Damn!!! I'm homesick!!! And I live in America.

Gonna have to visit,maybe park it.Excellent description.

-- capnfun (capnfun1@excite.com), April 30, 2000.


That was discusting! The poor woman stood there innocently confused by the attention while the station was filming her just to get the gut renching reaction she would have to her husbands death!

Before breaking the news to the unsuspecting woman still in her dressing gown, the journalist filmed her, smiling timidly and looking in amazement at the surprise guest.

This is so cruel, pumping up the audience so they would be sure not to miss it.

``Natasha will learn about her husband's death in a couple of minutes from us.

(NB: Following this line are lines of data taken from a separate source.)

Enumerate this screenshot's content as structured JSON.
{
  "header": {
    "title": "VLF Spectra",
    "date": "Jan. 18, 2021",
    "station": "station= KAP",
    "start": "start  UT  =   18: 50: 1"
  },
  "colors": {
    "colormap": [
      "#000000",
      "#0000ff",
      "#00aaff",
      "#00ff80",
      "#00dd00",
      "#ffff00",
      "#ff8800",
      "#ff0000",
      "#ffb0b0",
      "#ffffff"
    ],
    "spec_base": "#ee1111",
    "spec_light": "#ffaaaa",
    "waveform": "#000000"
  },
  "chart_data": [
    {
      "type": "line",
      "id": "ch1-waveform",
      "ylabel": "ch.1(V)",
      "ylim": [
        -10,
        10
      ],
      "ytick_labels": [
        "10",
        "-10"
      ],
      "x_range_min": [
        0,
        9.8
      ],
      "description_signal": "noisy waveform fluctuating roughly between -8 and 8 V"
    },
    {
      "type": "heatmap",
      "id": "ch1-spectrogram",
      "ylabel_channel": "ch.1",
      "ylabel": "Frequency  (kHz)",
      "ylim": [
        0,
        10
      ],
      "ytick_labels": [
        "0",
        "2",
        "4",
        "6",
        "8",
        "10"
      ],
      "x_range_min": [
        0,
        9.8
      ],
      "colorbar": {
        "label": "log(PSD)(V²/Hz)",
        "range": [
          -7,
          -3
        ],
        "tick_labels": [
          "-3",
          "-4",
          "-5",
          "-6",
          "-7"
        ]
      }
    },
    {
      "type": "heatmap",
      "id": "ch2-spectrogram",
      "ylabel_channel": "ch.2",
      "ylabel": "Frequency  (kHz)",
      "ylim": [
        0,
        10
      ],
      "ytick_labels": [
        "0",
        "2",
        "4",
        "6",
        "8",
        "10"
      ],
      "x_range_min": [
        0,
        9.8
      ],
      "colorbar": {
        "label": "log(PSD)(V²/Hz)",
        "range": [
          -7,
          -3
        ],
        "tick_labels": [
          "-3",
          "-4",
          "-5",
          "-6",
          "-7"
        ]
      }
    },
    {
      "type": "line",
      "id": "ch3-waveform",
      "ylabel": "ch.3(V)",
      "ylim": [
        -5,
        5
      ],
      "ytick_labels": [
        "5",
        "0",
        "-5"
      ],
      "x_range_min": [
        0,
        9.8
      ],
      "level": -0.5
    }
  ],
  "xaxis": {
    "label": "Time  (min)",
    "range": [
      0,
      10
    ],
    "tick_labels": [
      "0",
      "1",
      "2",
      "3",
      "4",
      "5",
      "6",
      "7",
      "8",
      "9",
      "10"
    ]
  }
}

Now she is cooking dinner for herself and her four-year-old daughter,'' he said in his report.

``Natasha is very puzzled by the interest television is paying to her, an ordinary textile worker.''

Seconds later, the woman and her mother-in-law were shown sobbing uncontrollably.

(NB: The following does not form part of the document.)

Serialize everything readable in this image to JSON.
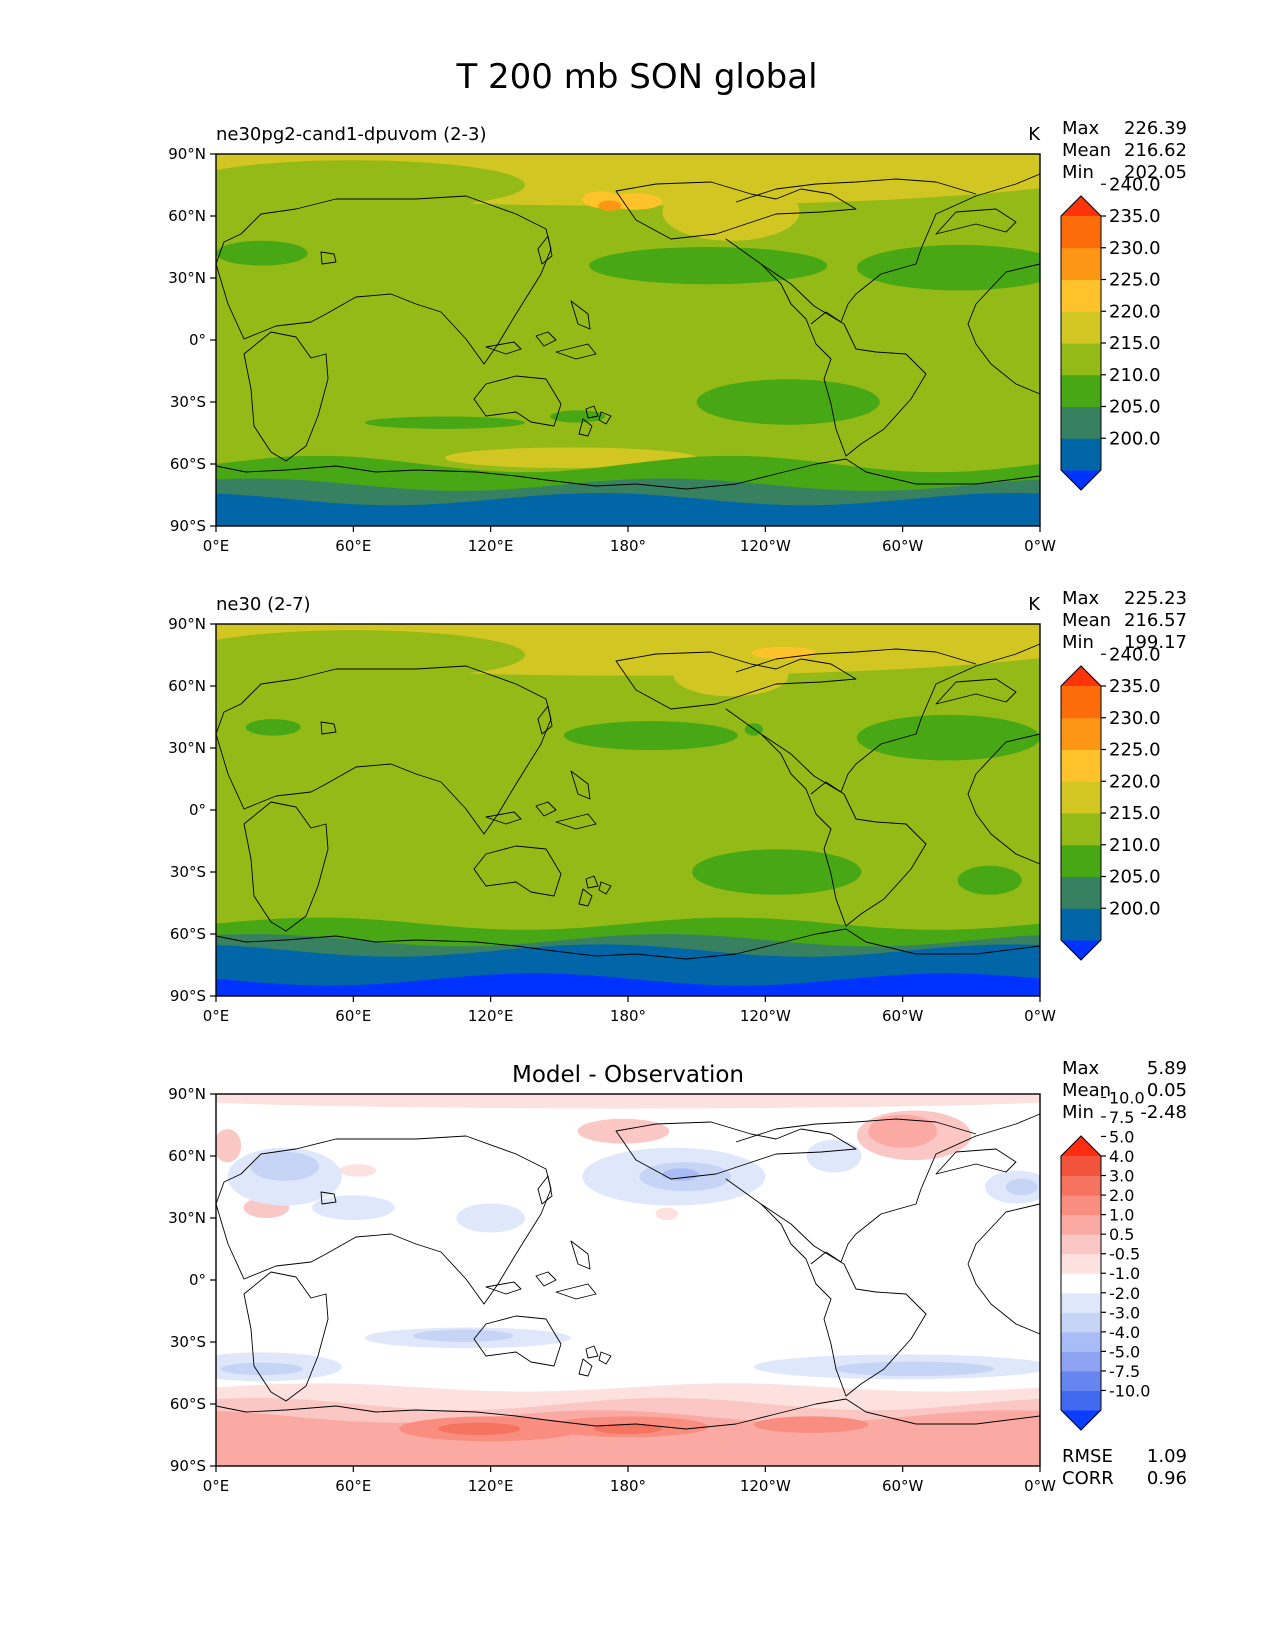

The moment of learning about the death of a loved one is a time of uncontrollable soul renching pain which can cause loss of self control and is very personal and should be private.

The poor woman is probably feeling the pain of the public rape of her soul on top of the pain from the loss of her husband.

The war in Chechnya has left women weeping over the coffins of their slain sons and husbands into a familiar television sight, but the RTR footage was unprecedented in its (discusting) treatment of a family tragedy.

An RTR editor told Reuters: ``It was a chance occurrence of circumstances.''

CACA DEL TORO

You are right Hawk, nothing is personal or private any more.



-- Cherri (sams@brigadoon.com), April 30, 2000.


Cherri,

I don't disagree with anything you said, yet I often feel there is too much privacy, too much aonymity in modern America. There is little neighborliness in my empty-nesterish neighborhood. We live in a ubiquitous electronic world community but don't have enough tangible local community. I live in a metro area of 1.5 million but I only know a dozen well. I know, it's mostly my own fault but in this modern world it's too damn easy to slip into anomie.